Member of the Harrison School District 2 School Board
- In office 2019–2023

Personal details
- Born: Battle Creek, Michigan
- Party: Democratic
- Children: 5

= Regina English =

American politician

Regina English is an American Democratic politician serving Colorado's 17th house district, which includes the county of El Paso, in the Colorado House of Representatives. She won the seat on November 8, 2022, facing off against Republican candidate Rachel Stovall. English also served as the Treasurer of the Harrison School District 2 School Board, a position she has held from 2021-2023. Before serving as Treasurer, English served as the Vice President of the Board from 2019 to 2021. English also sat as the vice-president of the Colorado Black Caucus of School Board Directors until 2023.

==Biography==
English has an associate degree in chemical dependency/drug and alcohol counseling, a bachelor's degree in management, and a master's degree in public administration. She obtained a Doctorate degree in organizational leadership in January 2023. She has also founded three companies. Yes M.A.A.M. founded in 2014, is a pageant program for African-American women. Be U, founded in 2016 is a Nonprofit organization that mentors young people in leadership skills. She also founded an organization called Be U Life Coaching in 2021.

==Committees==
English is a member of two committees, the committee on Public & Behavioral Health & Human Services, and the committee on Business Affairs and Labor.

==Controversy==
A bill that would require each pet - even goldfish - in the state to be registered for a fee was introduced as HB24-1163 by English and was featured on the YouTube channel "Lehto's Law". According to Professor Lehto, the bill was not expected to clear committee.

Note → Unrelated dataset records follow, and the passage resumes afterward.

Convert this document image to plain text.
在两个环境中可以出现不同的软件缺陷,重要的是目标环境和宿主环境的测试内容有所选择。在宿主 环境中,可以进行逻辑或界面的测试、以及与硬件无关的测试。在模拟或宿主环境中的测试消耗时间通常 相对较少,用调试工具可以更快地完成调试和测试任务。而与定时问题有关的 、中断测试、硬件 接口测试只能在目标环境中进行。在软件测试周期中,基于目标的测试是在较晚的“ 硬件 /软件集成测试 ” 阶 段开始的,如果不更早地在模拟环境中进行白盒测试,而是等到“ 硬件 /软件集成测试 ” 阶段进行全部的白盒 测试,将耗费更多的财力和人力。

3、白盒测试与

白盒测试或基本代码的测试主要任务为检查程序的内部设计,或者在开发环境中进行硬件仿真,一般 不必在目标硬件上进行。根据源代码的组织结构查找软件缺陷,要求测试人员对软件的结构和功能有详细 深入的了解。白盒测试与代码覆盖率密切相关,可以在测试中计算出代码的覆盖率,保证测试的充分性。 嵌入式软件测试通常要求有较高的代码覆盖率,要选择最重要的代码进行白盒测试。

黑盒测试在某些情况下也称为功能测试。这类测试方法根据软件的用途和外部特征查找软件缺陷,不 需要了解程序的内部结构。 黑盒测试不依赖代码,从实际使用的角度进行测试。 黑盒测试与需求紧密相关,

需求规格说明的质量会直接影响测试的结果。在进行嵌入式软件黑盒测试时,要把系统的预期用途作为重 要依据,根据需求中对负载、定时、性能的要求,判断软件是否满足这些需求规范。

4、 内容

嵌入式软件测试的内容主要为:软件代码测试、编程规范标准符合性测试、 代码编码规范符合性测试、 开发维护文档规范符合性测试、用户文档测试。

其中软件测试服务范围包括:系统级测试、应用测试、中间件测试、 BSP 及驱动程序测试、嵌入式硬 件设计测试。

==Same-sex marriage vote==
During 2024, Regina English was the only Democratic member to have voted no and against same-sex marriage within the chamber - on a resolution (SCR3) to repeal and remove the “defunct and unconstitutional” 2006 ban on same-sex marriage, effecting the Constitution of Colorado. SCR3 eventually passed both houses of the Colorado Legislature by a 2/3rds super-majority and will be on the ballot for voters to decide in November.